According to HP’s published numbers for the third fiscal quarter of 2011, “PSG revenue declined 3% year over year with a 5.9% operating margin. PSG remains the PC market leader in terms of units, revenue and profit share. Commercial Client revenue grew 9% and Consumer Client revenue declined 17%.”
By contrast, HP’s software business pulled in $3,586 million, or 2.8% of HP’s 2010 revenue. Perhaps Apotheker, a former SAP man (he served as co-CEO from 2008 to 2010), has what it takes to turn a household name in PC into an enterprise software brand. But, in this blogger’s simple-minded personal view, giving up a division that churns out one-third of the company’s revenue to focus on the untested enterprise software business seems like an uphill battle.
Whatever HP’s reason may be, its departure from the PC business leaves Lenovo and Dell more room to expand. And HP will have to combat IBM, Oracle, and—Apotheker’s former employer—SAP to carve out a market for itself in its new battleground.
PC Still Has a Place
HP’s withdrawal from the PC market signals HP’s shift of focus, but not necessary the end of the era of PC. Caitlin McCabe, Microsoft’s Corporate Communications, noted, “The PC ecosystem is strong and constantly evolving to address customer and market needs. HP and Microsoft remain strategic partners and will continue bringing solutions to customers across many areas of our business.”

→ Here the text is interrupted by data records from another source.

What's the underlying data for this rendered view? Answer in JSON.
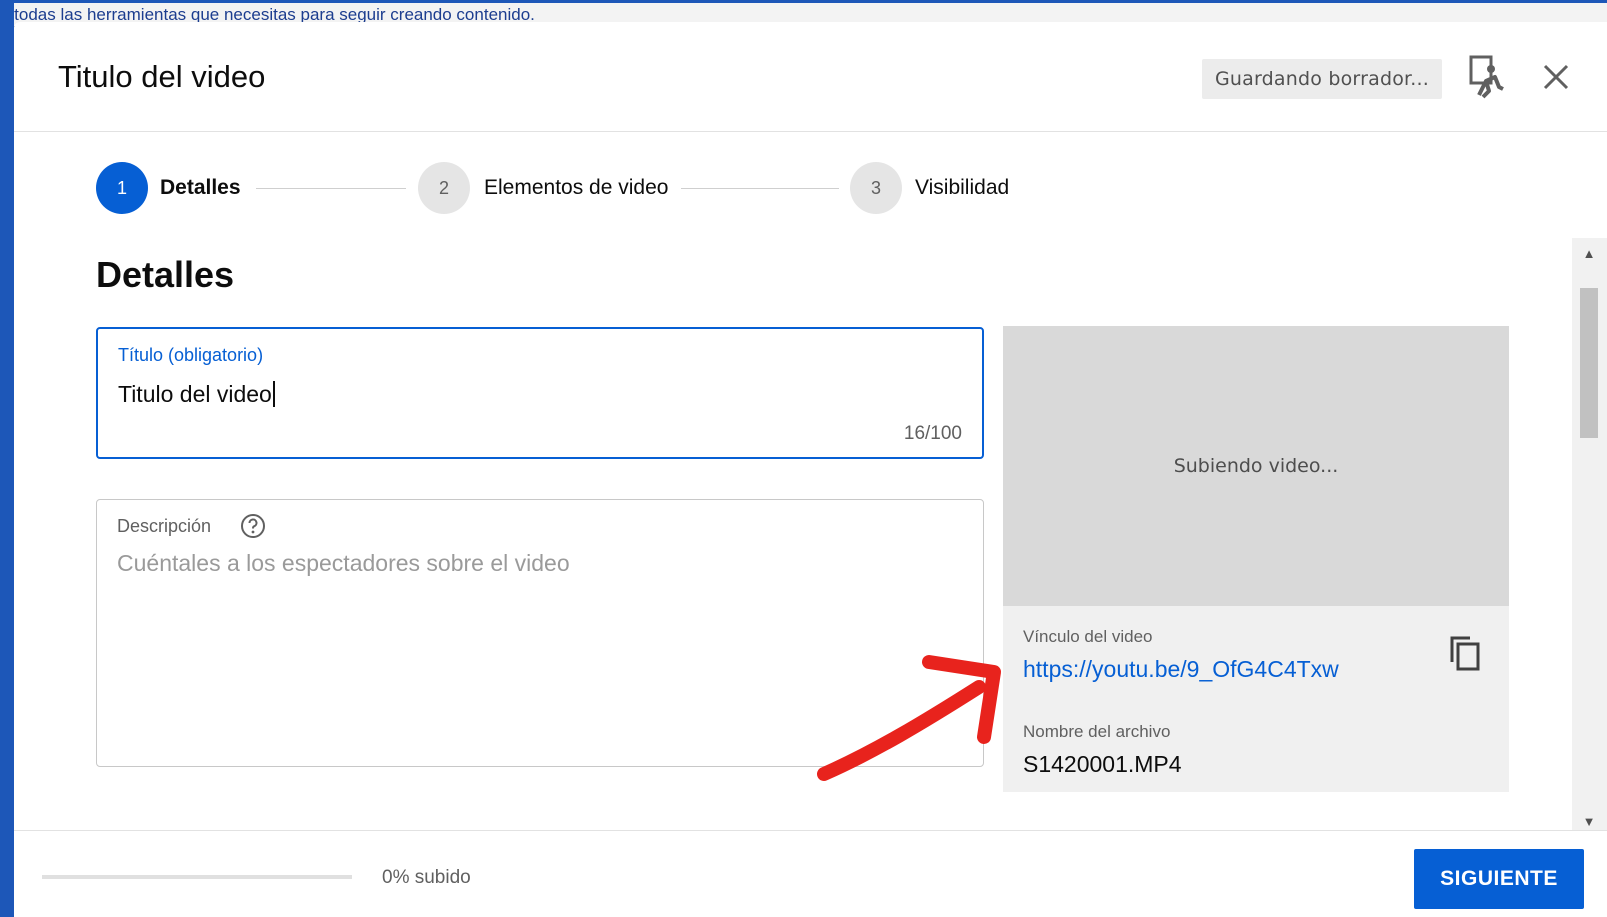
{
  "background": {
    "text": "a todas las herramientas que necesitas para seguir creando contenido."
  },
  "dialog": {
    "title": "Titulo del video",
    "saving_status": "Guardando borrador..."
  },
  "stepper": {
    "steps": [
      {
        "number": "1",
        "label": "Detalles",
        "active": true
      },
      {
        "number": "2",
        "label": "Elementos de video",
        "active": false
      },
      {
        "number": "3",
        "label": "Visibilidad",
        "active": false
      }
    ]
  },
  "details": {
    "heading": "Detalles",
    "title_field": {
      "label": "Título (obligatorio)",
      "value": "Titulo del video",
      "counter": "16/100"
    },
    "description_field": {
      "label": "Descripción",
      "placeholder": "Cuéntales a los espectadores sobre el video"
    }
  },
  "preview": {
    "status": "Subiendo video...",
    "link_label": "Vínculo del video",
    "link_value": "https://youtu.be/9_OfG4C4Txw",
    "file_label": "Nombre del archivo",
    "file_value": "S1420001.MP4"
  },
  "footer": {
    "progress_percent": 0,
    "progress_text": "0% subido",
    "next_label": "SIGUIENTE"
  },
  "colors": {
    "accent": "#065fd4",
    "annotation_arrow": "#e8231d"
  },
  "icons": {
    "feedback": "feedback-person-icon",
    "close": "close-icon",
    "help": "help-circle-icon",
    "copy": "copy-icon"
  }
}
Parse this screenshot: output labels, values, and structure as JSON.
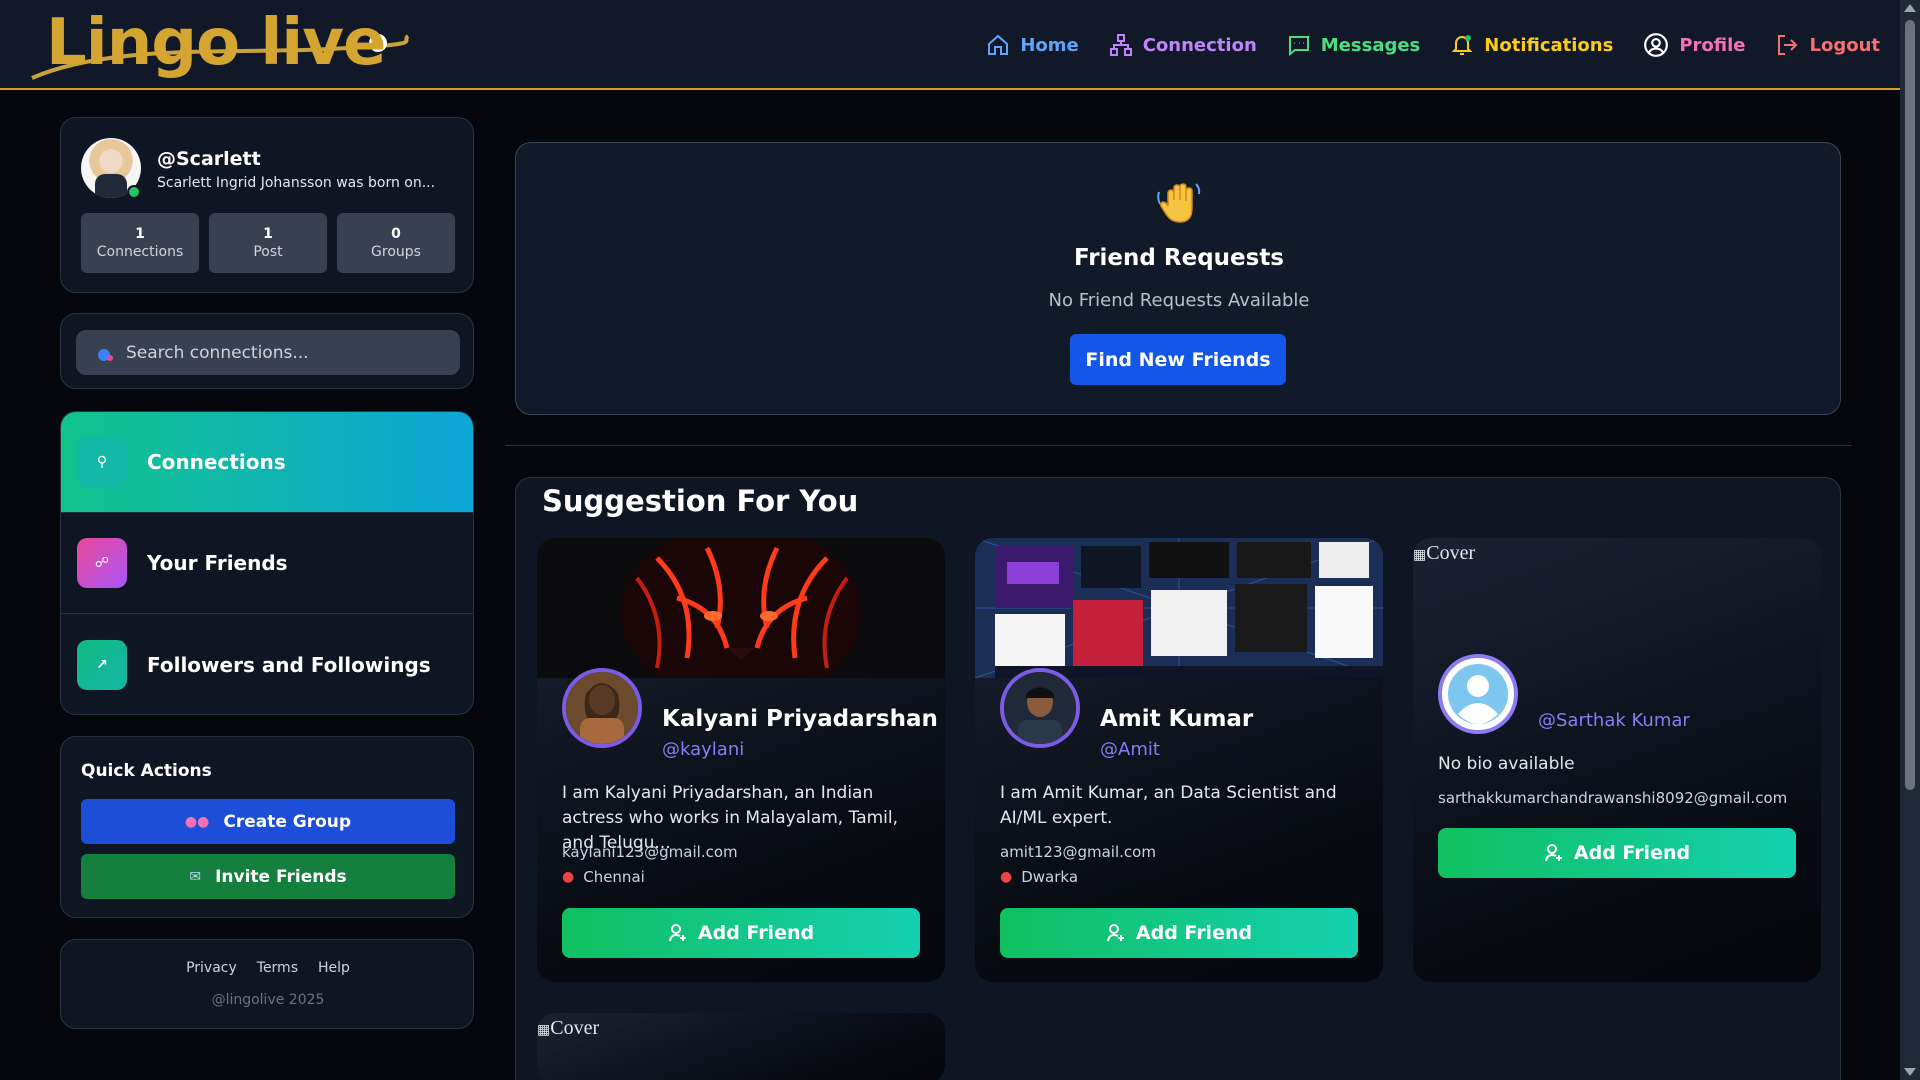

With its portability and touch interface, the tablet is quickly becoming the darling of consumers, road warriors, and field technicians. Many data management operations, viewing and markup tasks, and collaboration functions may soon shift to the tablet, because of the ease with which it can execute them. But for professional applications in digital content creation, industrial design, and mechanical engineering, personal computers—specifically, workstations—will continue to remain the standard.
In the third quarter of 2011, HP PSG revenue shows a decline in notebooks and desktops, but a 19% gain in workstations over 2010. Pulling in $9,592 million in the third quarter, PSG revenue still accounts for 30% of HP’s net revenue of $31,189 million for the same period.